THE FORCE OF GRAVITY AND ORBITAL MOVEMENTS
No! I swear by the planets-that recede, that
ride their course [and] hide themselves. (Qur'an, 81: 15-16)
word "khunnas" in Surat at-Takwir 15 bears such meanings
as shrinking and cowering, retracting and turning back. The Arabic
expression translated as "hide themselves" in the 16th
verse is "kunnas." The word "kunnas" is the plural form
of "kanis" and refers to a specific path: entering a nest,
the home of a body in motion or things entering their homes and
hiding there. Again in verse 16, the word "aljawari," the plural
form of the word "jariya" which means one that moves and
flows, is translated as "that ride their course." Bearing in mind
the meaning of these words, it is very possible that these verses
refer to the gravitational forces of the planets and their movements
around their orbits.
These words in the above verses fully describe orbital movements
stemming from the force of gravity. Of these, the word "khunnas"

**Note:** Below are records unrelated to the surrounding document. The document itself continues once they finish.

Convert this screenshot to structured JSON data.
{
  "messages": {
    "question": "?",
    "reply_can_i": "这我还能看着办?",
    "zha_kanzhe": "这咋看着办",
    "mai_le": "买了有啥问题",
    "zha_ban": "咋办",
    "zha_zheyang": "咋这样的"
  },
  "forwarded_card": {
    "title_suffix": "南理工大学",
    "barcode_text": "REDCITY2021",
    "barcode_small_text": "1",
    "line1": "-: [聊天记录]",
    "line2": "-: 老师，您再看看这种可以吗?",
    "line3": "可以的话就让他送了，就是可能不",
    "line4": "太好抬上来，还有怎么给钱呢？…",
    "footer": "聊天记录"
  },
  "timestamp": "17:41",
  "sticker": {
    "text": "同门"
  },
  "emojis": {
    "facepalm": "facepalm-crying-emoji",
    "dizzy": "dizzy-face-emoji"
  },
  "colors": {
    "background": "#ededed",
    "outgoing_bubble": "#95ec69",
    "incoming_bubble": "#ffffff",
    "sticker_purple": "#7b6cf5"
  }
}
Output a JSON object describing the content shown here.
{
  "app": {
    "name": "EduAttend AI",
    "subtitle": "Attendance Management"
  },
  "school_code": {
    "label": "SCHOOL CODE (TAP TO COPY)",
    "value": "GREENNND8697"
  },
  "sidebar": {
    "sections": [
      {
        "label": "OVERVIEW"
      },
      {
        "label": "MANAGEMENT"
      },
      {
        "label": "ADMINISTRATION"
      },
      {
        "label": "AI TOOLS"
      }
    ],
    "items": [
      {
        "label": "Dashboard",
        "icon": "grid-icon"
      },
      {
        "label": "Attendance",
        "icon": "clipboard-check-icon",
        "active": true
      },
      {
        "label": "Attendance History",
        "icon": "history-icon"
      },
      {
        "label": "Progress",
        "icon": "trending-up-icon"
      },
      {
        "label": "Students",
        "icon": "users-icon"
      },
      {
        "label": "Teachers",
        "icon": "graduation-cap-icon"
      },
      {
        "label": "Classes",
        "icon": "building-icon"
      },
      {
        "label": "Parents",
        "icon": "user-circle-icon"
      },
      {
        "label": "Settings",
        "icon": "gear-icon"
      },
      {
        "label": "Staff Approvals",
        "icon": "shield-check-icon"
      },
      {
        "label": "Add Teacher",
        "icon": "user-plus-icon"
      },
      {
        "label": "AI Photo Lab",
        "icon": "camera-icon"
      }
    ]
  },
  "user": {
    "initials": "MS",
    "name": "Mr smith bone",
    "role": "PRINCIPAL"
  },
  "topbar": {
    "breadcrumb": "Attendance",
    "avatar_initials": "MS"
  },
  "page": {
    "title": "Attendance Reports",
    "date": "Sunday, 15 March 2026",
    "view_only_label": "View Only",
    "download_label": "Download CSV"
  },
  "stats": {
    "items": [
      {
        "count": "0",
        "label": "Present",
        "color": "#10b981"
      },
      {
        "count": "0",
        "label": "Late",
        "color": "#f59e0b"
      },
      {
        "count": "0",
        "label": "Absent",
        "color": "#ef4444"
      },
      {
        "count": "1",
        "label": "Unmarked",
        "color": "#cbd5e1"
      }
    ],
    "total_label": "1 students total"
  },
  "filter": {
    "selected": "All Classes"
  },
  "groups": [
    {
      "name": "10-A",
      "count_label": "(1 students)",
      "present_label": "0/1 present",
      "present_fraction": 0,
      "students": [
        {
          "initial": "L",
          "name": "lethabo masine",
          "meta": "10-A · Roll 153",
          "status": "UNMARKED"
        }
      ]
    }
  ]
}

refers to the planets' attraction towards their own centres and
also their attraction towards the Sun, which is the centre of our
Solar System. (Allah knows best.) The force of gravity already existed
in the universe-although it was only possible to reveal this attractive
force with mathematical formulae with Sir Isaac Newton, who lived
in the 17th and 18th centuries. The word "aljawari"
in the following verse emphasises the orbital movements that arise
as a result of the centrifugal force that opposes this attractive
one. There is no doubt that the use of the word "aljawari"
together with "khunnas" (attraction towards the centre,
shrinkage) and "kunnas" (path, entering the nest, the home
of a body in motion) indicates an important scientific truth that
nobody could have known about 1,400 years ago. (Allah knows best.)
Moreover, these verses, one of the subjects sworn on in the Qur'an,
are another indication of the importance of the subject.